Nitish quit on Wednesday after a few-day staredown with alliance partner Lalu Prasad Yadav over Tejaswi quitting his post as deputy chief minister. Lalu called a meeting of his party leaders Wednesday afternoon and made it clear his son would not quit, and also reminded Nitish that the RJD had made him chief minister.
That seemed to be the last straw for a relationship that was withering, given Nitish’s decision last week to skip Sonia Gandhi’s lunch and dine with the Prime Minister instead. He had also supported demonetisation, the surgical strikes and BJP’s candidate Ram Nath Kovind as President. Lalu Prasad called Nitish’s exit a “setting of the RSS and the BJP”.
"In the circumstances that prevail in Bihar, it became difficult to run the grand alliance government," Kumar said outside Raj Bhavan after submitting his resignation to Governor Keshari Nath Tripathi on Wednesday evening.
“It had become difficult for me to work,” Kumar had said, adding, “In taking this decision, I have listened to my conscience.”
A few hours after he had quit, Nitish had got the BJP’s support to form the new government.

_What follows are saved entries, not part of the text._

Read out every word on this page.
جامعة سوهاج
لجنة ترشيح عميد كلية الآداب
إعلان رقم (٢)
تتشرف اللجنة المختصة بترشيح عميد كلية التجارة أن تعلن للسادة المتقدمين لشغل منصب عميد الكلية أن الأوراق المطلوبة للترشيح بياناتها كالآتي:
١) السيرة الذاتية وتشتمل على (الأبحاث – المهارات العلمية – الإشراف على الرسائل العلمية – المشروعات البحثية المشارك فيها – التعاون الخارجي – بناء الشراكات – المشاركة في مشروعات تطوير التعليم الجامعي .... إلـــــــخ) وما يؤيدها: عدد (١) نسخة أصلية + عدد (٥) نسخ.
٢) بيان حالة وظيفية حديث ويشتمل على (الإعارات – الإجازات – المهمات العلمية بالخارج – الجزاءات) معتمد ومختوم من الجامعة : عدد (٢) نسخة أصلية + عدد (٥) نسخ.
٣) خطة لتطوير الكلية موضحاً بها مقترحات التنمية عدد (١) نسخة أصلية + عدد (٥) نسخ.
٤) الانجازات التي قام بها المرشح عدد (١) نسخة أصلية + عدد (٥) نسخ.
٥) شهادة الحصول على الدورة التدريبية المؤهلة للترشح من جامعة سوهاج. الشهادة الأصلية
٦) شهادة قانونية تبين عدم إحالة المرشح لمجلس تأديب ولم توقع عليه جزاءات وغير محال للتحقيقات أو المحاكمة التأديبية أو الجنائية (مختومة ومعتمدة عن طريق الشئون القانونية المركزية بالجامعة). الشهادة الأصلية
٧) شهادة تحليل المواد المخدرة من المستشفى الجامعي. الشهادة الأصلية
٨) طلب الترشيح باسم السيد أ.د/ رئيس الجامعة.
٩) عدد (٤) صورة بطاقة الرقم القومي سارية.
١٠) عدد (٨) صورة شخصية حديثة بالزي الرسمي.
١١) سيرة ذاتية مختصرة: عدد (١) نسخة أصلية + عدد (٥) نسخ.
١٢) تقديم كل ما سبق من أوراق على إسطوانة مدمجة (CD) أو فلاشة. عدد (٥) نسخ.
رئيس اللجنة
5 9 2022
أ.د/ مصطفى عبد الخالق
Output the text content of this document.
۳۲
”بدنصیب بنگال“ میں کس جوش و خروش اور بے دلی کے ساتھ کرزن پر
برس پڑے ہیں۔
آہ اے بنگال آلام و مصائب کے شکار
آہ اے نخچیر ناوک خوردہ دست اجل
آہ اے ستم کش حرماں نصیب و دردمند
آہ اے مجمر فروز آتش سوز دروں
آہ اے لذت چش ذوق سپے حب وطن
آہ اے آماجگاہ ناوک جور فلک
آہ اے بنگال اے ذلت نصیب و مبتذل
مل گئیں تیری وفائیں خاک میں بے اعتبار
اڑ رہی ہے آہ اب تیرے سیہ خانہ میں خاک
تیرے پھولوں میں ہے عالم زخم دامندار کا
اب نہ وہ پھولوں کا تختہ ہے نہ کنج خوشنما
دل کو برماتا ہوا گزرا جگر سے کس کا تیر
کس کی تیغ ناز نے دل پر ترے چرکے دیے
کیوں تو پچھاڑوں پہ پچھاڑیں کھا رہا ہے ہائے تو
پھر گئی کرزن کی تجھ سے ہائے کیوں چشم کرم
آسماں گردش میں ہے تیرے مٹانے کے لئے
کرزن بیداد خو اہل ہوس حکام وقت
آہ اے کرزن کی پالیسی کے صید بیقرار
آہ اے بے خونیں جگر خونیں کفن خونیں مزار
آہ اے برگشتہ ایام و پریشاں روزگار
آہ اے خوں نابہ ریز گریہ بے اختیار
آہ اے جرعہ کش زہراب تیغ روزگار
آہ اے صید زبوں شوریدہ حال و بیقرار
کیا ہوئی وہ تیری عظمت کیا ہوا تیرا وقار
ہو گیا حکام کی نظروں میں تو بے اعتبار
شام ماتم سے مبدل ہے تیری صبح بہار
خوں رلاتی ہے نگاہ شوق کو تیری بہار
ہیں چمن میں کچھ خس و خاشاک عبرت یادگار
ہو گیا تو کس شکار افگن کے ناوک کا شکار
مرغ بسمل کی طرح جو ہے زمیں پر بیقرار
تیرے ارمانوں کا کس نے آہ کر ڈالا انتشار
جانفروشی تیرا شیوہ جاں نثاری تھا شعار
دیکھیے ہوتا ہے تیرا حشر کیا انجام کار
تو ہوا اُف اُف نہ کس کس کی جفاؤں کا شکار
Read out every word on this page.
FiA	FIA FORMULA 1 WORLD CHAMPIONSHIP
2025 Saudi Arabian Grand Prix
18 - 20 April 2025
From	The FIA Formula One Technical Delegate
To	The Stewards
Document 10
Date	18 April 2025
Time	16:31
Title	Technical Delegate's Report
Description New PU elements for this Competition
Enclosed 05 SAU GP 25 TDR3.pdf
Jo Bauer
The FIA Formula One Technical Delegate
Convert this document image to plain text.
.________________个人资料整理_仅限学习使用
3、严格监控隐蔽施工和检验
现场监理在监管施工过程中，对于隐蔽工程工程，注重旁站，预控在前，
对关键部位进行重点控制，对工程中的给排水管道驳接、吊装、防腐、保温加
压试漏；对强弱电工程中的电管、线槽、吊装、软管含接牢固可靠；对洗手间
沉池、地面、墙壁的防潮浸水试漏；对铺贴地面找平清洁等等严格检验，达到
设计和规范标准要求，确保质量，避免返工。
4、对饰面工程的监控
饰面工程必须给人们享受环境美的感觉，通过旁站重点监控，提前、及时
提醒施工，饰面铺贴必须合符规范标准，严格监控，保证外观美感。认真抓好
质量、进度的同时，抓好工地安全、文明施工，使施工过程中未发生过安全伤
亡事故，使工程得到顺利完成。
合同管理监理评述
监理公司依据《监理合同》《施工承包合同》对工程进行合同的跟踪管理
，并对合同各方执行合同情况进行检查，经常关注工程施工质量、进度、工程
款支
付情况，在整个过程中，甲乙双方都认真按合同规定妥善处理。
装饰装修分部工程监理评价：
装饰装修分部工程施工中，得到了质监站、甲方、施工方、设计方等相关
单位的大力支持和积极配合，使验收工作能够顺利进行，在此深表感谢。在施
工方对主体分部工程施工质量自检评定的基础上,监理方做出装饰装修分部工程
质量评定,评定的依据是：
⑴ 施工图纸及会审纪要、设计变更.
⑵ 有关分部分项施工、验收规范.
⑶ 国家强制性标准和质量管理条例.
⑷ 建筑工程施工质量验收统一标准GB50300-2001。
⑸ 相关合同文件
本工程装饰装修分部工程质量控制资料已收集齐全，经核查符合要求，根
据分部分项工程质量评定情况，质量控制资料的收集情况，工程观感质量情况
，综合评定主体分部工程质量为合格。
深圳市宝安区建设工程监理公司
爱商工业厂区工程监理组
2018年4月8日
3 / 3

Nitish’s JD(U) has 71 MLAs, RJD 80, Congress 27 and NDA 58 in the 243-seat Assembly. JD(U) and NDA have the clear majority while the RJD-Congress is 15 short of a simple.
It is advantage BJP once again with this return back to power in Bihar, while the Opposition struggles to keep its flock together.
It is advantage BJP all the more because Nitish Kumar – with his very clean image and intolerance for corruption -- was being seen as the tallest leader in the secular front that could challenge Narendra Modi.